# Prediction and ClassificationΒΆ

One common use of data is to train a program to make predictions. For example, a supermarket would like to predict the likely sales of milk in its store, so that it can keep enough inventory to avoid disappointing customers, but not so much that some of the milk goes unsold and spoils. By analyzing past sales, at a particular store and other similar stores, it may be able to produce a predictive model. Some of the features, or independent variables, that help predict upcoming sales might include the recent and predicted future weather and any sale prices the store has advertised.
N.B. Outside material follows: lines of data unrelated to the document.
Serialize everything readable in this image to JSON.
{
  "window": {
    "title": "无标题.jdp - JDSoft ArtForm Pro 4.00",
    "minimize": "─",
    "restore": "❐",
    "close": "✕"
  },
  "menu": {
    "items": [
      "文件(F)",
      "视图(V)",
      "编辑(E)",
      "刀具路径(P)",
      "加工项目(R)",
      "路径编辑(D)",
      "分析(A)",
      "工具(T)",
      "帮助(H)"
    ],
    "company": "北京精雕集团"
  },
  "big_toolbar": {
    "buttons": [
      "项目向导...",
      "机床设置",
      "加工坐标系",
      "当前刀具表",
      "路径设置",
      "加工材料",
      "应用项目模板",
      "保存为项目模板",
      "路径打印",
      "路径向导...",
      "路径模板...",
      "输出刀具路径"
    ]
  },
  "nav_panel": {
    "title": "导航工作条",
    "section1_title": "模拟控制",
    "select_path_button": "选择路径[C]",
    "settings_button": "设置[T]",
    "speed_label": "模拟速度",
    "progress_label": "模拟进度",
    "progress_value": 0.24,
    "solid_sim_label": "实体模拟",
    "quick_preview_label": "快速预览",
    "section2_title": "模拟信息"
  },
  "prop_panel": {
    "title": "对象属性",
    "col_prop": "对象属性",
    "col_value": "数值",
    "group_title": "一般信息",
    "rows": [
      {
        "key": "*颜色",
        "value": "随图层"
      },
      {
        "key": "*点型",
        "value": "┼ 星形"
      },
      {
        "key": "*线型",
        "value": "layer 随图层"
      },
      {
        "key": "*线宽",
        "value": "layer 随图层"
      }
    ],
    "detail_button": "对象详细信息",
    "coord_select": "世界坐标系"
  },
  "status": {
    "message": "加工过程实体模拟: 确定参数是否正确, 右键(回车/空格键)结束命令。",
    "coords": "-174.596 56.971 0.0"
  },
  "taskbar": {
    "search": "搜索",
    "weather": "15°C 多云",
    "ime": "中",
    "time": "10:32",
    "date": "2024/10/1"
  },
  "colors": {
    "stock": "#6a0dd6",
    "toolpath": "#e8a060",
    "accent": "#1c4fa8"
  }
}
Sometimes, computer-based prediction is helpful not just for future events, but as a way to save human labor in analyzing large datasets. For example, suppose a company has just introduced a new product, say a new smartphone model. Lots of blogs and tweets mention the product, perhaps hundreds of thousands of mentions in all. If the company wants to get an overall sense of the sentiment of consumer response to the product, it may want to run a computer program that processes all of the posts that mention the product, and compute a sentiment score for each post, with positive scores indicating a favorable reaction and negative scores an unfavorable reaction. We would first have trusted people *label* some posts as to how favorable or unfavorable they are. Those labeled posts would then be used to *train* a prediction program, by identifying features that are common in the favorable posts but not in the unfavorable posts. For example, the presence of the word “wonderful” might be an indicator of an overall favorable post while the presence of “disappointed” might indicate an unfavorable post. Once the scoring program is trained, it can be run against all the posts, far more than humans could label by hand.

Classification is a special case of prediction. In this case, the outcome to be predicted is one of a set of discrete labels. For example, rather than predicting the number of gallons of milk a classifier might output one of three discrete labels, “low”, “medium”, or “high”. Rather than predicting a favorability score for posts, a classifier might predict either “favorable” or “unfavorable”. When there are only two possible labels, it is called *binary classification*.

There are a variety of algorithms available for training classifiers and other predictors, and they vary in their mathematical and computational sophistication. Some techniques for training classifiers include decision trees and support vector machines. You might learn about these in a future course on data mining or machine learning.

If you’ve already had a statistics course that covers linear regression, you have already seen one approach for training a predictor. With regression, you take a table of data, with one column representing the outcome or dependent variable, and the other columns representing features or independent variables. For example, the dependent variable might be milk sales and the independent variables weather conditions and whether the price is discounted. When you “run a regression”, you are using the table of past data as training examples, generating a “best fit” set of coefficients that express how much the values of each of the independent variables contributes to the value of the dependent variable. You can then use those coefficients to make predictions “out of sample”, predicting how much milk will sell even for a combination of weather and sale prices that has not been directly observed in the past.

In this chapter, we will focus on particularly simple prediction algorithms that consist of an ordered collection of independent if-then rules. They will help you understand the concepts of using data to train a prediction program which then makes predictions. This should provide you with a good foundation for later courses where you may encounter the same idea but using more complicated mathematics and algorithms.